But this mountain
grandeur pleased him. These quiet solitudes led him upward. The
glorious diadem of the hills was always urging him onward. Hard and
self-denying as his life, he had ample recompense in daily, hourly
communion with the Father through the majesty of his works."
"I should like to live where I could see all this," whispered Carry.
"The heart that loves, finds beauty and grandeur everywhere,"
responded uncle Paul; "not only the mountain passes, but the valleys
echo His praise, and there are few places so sterile but human lives
abound."
"Griselda and Thorwald, have you seen them since?" asked Carry.
"Ten years afterwards, I saw them. Griselda was a tall stately girl,
with blue laughing eyes, and curls of pale brown, and Thorwald was a
student at Geneva. Pastor Ortler was still the same, preaching to his
little flock, and giving freely of his means, his wife only slightly
older.
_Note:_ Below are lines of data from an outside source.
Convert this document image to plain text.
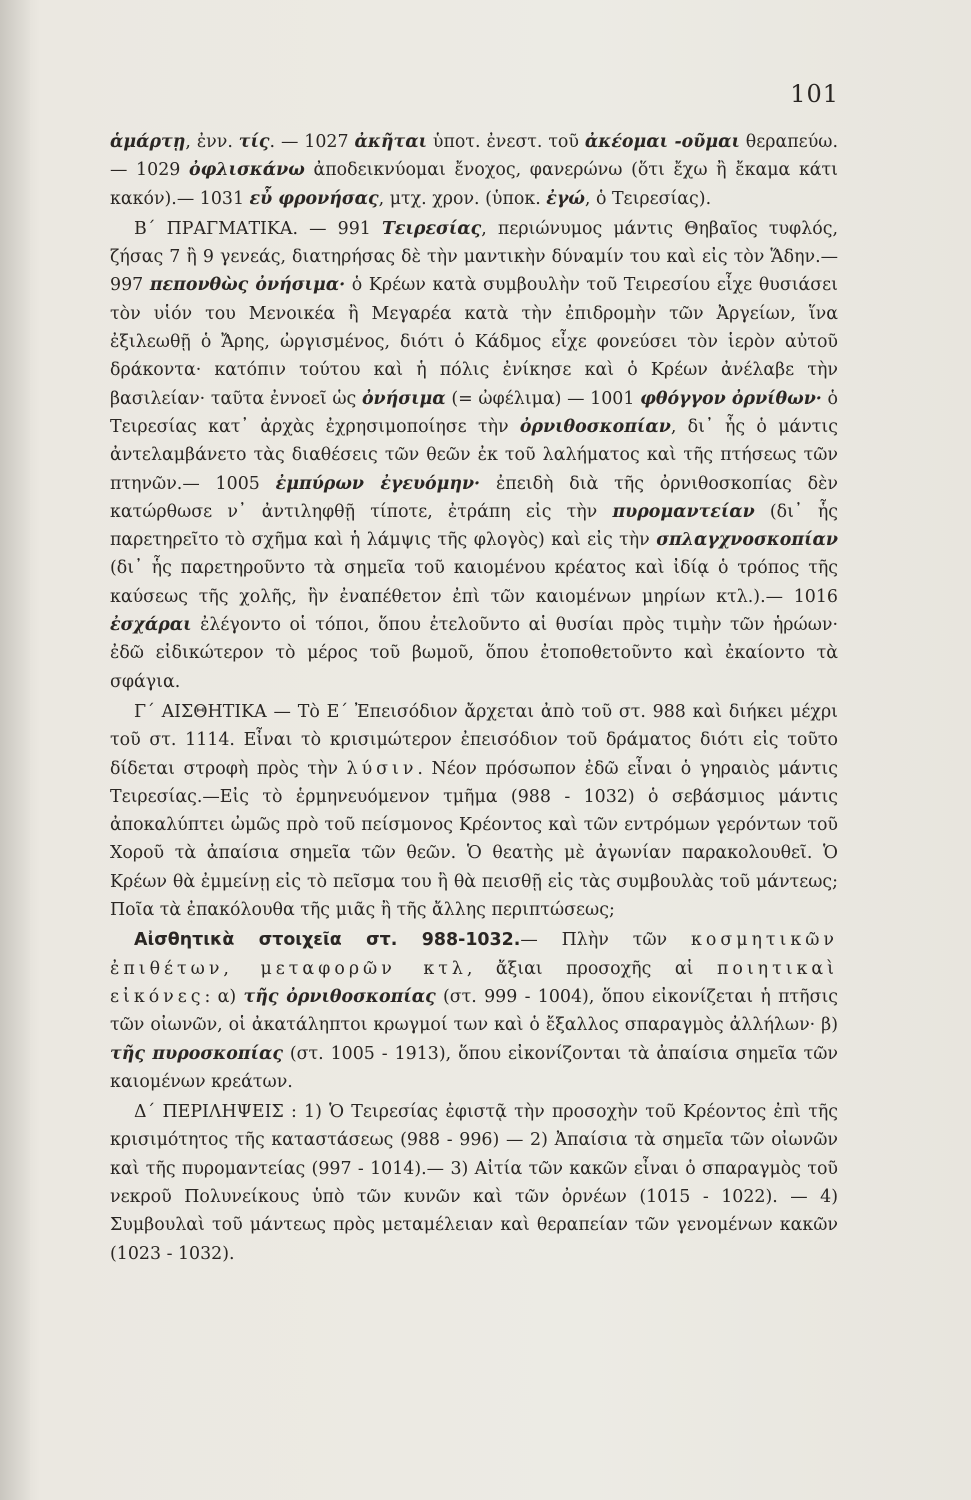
101

ἁμάρτῃ, ἐνν. τίς. — 1027 ἀκῆται ὑποτ. ἐνεστ. τοῦ ἀκέομαι -οῦμαι θεραπεύω.— 1029 ὀφλισκάνω ἀποδεικνύομαι ἔνοχος, φανερώνω (ὅτι ἔχω ἢ ἔκαμα κάτι κακόν).— 1031 εὖ φρονήσας, μτχ. χρον. (ὑποκ. ἐγώ, ὁ Τειρεσίας).

Β΄ ΠΡΑΓΜΑΤΙΚΑ. — 991 Τειρεσίας, περιώνυμος μάντις Θηβαῖος τυφλός, ζήσας 7 ἢ 9 γενεάς, διατηρήσας δὲ τὴν μαντικὴν δύναμίν του καὶ εἰς τὸν Ἅδην.— 997 πεπονθὼς ὀνήσιμα· ὁ Κρέων κατὰ συμβουλὴν τοῦ Τειρεσίου εἶχε θυσιάσει τὸν υἱόν του Μενοικέα ἢ Μεγαρέα κατὰ τὴν ἐπιδρομὴν τῶν Ἀργείων, ἵνα ἐξιλεωθῇ ὁ Ἄρης, ὠργισμένος, διότι ὁ Κάδμος εἶχε φονεύσει τὸν ἱερὸν αὐτοῦ δράκοντα· κατόπιν τούτου καὶ ἡ πόλις ἐνίκησε καὶ ὁ Κρέων ἀνέλαβε τὴν βασιλείαν· ταῦτα ἐννοεῖ ὡς ὀνήσιμα (= ὠφέλιμα) — 1001 φθόγγον ὀρνίθων· ὁ Τειρεσίας κατ᾿ ἀρχὰς ἐχρησιμοποίησε τὴν ὀρνιθοσκοπίαν, δι᾿ ἧς ὁ μάντις ἀντελαμβάνετο τὰς διαθέσεις τῶν θεῶν ἐκ τοῦ λαλήματος καὶ τῆς πτήσεως τῶν πτηνῶν.— 1005 ἐμπύρων ἐγευόμην· ἐπειδὴ διὰ τῆς ὀρνιθοσκοπίας δὲν κατώρθωσε ν᾿ ἀντιληφθῇ τίποτε, ἐτράπη εἰς τὴν πυρομαντείαν (δι᾿ ἧς παρετηρεῖτο τὸ σχῆμα καὶ ἡ λάμψις τῆς φλογὸς) καὶ εἰς τὴν σπλαγχνοσκοπίαν (δι᾿ ἧς παρετηροῦντο τὰ σημεῖα τοῦ καιομένου κρέατος καὶ ἰδίᾳ ὁ τρόπος τῆς καύσεως τῆς χολῆς, ἣν ἐναπέθετον ἐπὶ τῶν καιομένων μηρίων κτλ.).— 1016 ἐσχάραι ἐλέγοντο οἱ τόποι, ὅπου ἐτελοῦντο αἱ θυσίαι πρὸς τιμὴν τῶν ἡρώων· ἐδῶ εἰδικώτερον τὸ μέρος τοῦ βωμοῦ, ὅπου ἐτοποθετοῦντο καὶ ἐκαίοντο τὰ σφάγια.

Γ΄ ΑΙΣΘΗΤΙΚΑ — Τὸ Ε΄ Ἐπεισόδιον ἄρχεται ἀπὸ τοῦ στ. 988 καὶ διήκει μέχρι τοῦ στ. 1114. Εἶναι τὸ κρισιμώτερον ἐπεισόδιον τοῦ δράματος διότι εἰς τοῦτο δίδεται στροφὴ πρὸς τὴν λύσιν. Νέον πρόσωπον ἐδῶ εἶναι ὁ γηραιὸς μάντις Τειρεσίας.—Εἰς τὸ ἑρμηνευόμενον τμῆμα (988 - 1032) ὁ σεβάσμιος μάντις ἀποκαλύπτει ὠμῶς πρὸ τοῦ πείσμονος Κρέοντος καὶ τῶν εντρόμων γερόντων τοῦ Χοροῦ τὰ ἀπαίσια σημεῖα τῶν θεῶν. Ὁ θεατὴς μὲ ἀγωνίαν παρακολουθεῖ. Ὁ Κρέων θὰ ἐμμείνῃ εἰς τὸ πεῖσμα του ἢ θὰ πεισθῇ εἰς τὰς συμβουλὰς τοῦ μάντεως; Ποῖα τὰ ἐπακόλουθα τῆς μιᾶς ἢ τῆς ἄλλης περιπτώσεως;

Αἰσθητικὰ στοιχεῖα στ. 988-1032.— Πλὴν τῶν κοσμητικῶν ἐπιθέτων, μεταφορῶν κτλ, ἄξιαι προσοχῆς αἱ ποιητικαὶ εἰκόνες: α) τῆς ὀρνιθοσκοπίας (στ. 999 - 1004), ὅπου εἰκονίζεται ἡ πτῆσις τῶν οἰωνῶν, οἱ ἀκατάληπτοι κρωγμοί των καὶ ὁ ἔξαλλος σπαραγμὸς ἀλλήλων· β) τῆς πυροσκοπίας (στ. 1005 - 1913), ὅπου εἰκονίζονται τὰ ἀπαίσια σημεῖα τῶν καιομένων κρεάτων.

Δ΄ ΠΕΡΙΛΗΨΕΙΣ : 1) Ὁ Τειρεσίας ἐφιστᾷ τὴν προσοχὴν τοῦ Κρέοντος ἐπὶ τῆς κρισιμότητος τῆς καταστάσεως (988 - 996) — 2) Ἀπαίσια τὰ σημεῖα τῶν οἰωνῶν καὶ τῆς πυρομαντείας (997 - 1014).— 3) Αἰτία τῶν κακῶν εἶναι ὁ σπαραγμὸς τοῦ νεκροῦ Πολυνείκους ὑπὸ τῶν κυνῶν καὶ τῶν ὀρνέων (1015 - 1022). — 4) Συμβουλαὶ τοῦ μάντεως πρὸς μεταμέλειαν καὶ θεραπείαν τῶν γενομένων κακῶν (1023 - 1032).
Once more we wandered over the heights and in the valleys, the
spots where I lingered years before, plucking a flower and drinking
from the cold glacier water. Afterward, when it became necessary for
me to return, good pastor Ortler and his wife went with me, and
together we passed a winter in Milan."
"And Griselda?" asked Carry.
"Oh, uncle Paul, Griselda was"--and Carry glanced up at the portrait
of a young and beautiful woman hanging in a niche on the left-hand of
the fireplace. Uncle Paul's portrait occupied the other side.